12-Jähriger versteckt Hund und heimlichen Brief in Karton

Tagtäglich werden Haustiere direkt vor den Türen von Tierheimen ausgesetzt. In den meisten Fällen geschieht das, weil ihre ehemaligen Besitzer die für die Abgabe der Tiere anfallenden Kosten scheuen, sich ihrer treuen Gefährten aber dennoch schnell entledigen wollen.

Doch ein sehr rührendes Beispiel aus Spanien zeigt nun, dass man in einem solchen Fall vielleicht nicht immer vorschnell urteilen sollte.

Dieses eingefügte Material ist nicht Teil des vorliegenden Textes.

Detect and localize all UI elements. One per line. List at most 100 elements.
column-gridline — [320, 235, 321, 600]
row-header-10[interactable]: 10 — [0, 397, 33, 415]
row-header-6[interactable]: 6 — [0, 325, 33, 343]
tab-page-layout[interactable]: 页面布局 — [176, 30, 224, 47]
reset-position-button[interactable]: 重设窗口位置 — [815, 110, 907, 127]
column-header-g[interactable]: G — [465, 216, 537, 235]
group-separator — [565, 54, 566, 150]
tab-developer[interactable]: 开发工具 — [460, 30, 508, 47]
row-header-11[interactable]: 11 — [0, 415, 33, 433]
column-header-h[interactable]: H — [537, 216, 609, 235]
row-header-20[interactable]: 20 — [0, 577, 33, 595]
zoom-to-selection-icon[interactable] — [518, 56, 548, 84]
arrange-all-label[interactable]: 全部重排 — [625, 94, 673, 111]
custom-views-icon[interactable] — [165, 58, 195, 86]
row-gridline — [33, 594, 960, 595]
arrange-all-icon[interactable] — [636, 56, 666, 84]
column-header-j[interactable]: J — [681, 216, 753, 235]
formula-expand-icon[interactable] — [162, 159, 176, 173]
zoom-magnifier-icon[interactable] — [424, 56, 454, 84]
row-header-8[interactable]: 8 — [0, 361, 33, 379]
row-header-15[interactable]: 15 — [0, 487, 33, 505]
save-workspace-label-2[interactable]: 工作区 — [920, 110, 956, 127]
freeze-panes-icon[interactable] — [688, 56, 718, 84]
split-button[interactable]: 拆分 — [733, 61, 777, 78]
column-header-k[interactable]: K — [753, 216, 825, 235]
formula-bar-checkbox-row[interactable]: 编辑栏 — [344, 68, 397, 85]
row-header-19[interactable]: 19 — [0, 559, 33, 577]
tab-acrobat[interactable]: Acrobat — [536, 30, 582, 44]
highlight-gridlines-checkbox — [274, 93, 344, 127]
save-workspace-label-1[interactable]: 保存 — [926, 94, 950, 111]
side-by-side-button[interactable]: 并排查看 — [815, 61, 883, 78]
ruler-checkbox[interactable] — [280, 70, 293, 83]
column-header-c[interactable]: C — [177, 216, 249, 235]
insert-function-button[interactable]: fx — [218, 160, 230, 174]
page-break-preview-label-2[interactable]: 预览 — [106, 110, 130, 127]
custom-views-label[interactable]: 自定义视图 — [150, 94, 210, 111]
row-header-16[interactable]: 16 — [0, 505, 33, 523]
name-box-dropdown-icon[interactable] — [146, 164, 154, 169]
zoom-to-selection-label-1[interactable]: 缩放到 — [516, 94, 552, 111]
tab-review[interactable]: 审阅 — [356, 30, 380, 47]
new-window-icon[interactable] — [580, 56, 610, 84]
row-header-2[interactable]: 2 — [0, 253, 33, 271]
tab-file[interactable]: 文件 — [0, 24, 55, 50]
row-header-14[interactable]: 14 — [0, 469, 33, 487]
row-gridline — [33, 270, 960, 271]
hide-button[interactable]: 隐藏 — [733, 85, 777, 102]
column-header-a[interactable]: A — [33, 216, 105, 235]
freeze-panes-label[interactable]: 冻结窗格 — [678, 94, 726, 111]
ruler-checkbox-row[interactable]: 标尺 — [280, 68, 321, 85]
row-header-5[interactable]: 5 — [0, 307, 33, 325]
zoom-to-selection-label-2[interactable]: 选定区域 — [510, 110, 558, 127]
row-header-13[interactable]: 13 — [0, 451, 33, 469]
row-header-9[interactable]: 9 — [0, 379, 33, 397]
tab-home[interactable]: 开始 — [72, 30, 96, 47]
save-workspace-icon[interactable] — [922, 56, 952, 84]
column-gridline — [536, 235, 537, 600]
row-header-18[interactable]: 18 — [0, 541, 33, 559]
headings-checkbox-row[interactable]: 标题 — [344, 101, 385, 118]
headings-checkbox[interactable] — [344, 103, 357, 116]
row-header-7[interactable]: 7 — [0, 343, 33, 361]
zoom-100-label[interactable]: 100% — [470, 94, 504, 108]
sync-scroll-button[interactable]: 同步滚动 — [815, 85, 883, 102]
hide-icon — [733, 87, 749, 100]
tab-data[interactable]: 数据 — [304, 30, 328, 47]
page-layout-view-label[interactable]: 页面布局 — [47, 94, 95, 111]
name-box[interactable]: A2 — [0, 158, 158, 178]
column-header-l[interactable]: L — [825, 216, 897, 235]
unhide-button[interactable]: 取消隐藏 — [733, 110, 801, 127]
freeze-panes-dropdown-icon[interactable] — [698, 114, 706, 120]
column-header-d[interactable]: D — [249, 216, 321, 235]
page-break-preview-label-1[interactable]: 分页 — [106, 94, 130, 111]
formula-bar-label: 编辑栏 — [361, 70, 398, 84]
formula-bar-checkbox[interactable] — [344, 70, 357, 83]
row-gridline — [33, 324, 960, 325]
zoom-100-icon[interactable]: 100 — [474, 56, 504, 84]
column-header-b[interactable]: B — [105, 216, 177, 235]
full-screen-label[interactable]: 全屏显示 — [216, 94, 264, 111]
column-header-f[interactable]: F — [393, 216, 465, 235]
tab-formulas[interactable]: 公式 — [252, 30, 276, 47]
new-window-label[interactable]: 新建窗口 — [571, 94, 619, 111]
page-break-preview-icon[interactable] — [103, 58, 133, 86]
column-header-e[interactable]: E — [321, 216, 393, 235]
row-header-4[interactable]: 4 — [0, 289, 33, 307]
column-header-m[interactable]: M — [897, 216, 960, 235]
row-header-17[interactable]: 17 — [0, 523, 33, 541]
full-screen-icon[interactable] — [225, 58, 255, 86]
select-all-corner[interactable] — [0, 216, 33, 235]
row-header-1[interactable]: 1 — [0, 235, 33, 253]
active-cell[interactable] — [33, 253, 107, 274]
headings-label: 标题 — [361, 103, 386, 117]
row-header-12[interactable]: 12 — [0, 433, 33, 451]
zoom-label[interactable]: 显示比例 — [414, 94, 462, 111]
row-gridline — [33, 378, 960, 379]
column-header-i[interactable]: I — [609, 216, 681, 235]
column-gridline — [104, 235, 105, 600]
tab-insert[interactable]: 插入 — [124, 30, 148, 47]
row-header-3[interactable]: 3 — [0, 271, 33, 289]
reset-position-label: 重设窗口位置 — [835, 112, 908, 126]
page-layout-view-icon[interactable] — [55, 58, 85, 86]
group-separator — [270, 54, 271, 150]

Am 13. Februar 2020 entdecken Angestellte des spanischen Tierheims „Xollin“ vor dem Eingang einen verlassenen Pappkarton. Vorsichtig öffnen sie die Schachtel, um zu sehen, was sich in ihr verbirgt. In dem Karton befindet sich ein kleiner, grauer Pitbull-Welpe – zusammen mit einem Stofftier und einem Brief. Als die Mitarbeiter den herzzerreißenden Brief lesen, wird ihnen schnell bewusst, dass der ehemalige Besitzer des kleinen Welpen das Tier nicht vor der Tür des Tierheims ausgesetzt hat, weil er Kosten sparen wollte, sondern um ihm das Leben zu retten. Denn der 12-jährige Andres hatte große Angst, dass sein gewalttätiger Vater den kleinen Hund ernsthaft verletzt hätte, wenn dieser noch länger bei ihm geblieben wäre, wie er selbst in dem Brief an das Tierheim schreibt.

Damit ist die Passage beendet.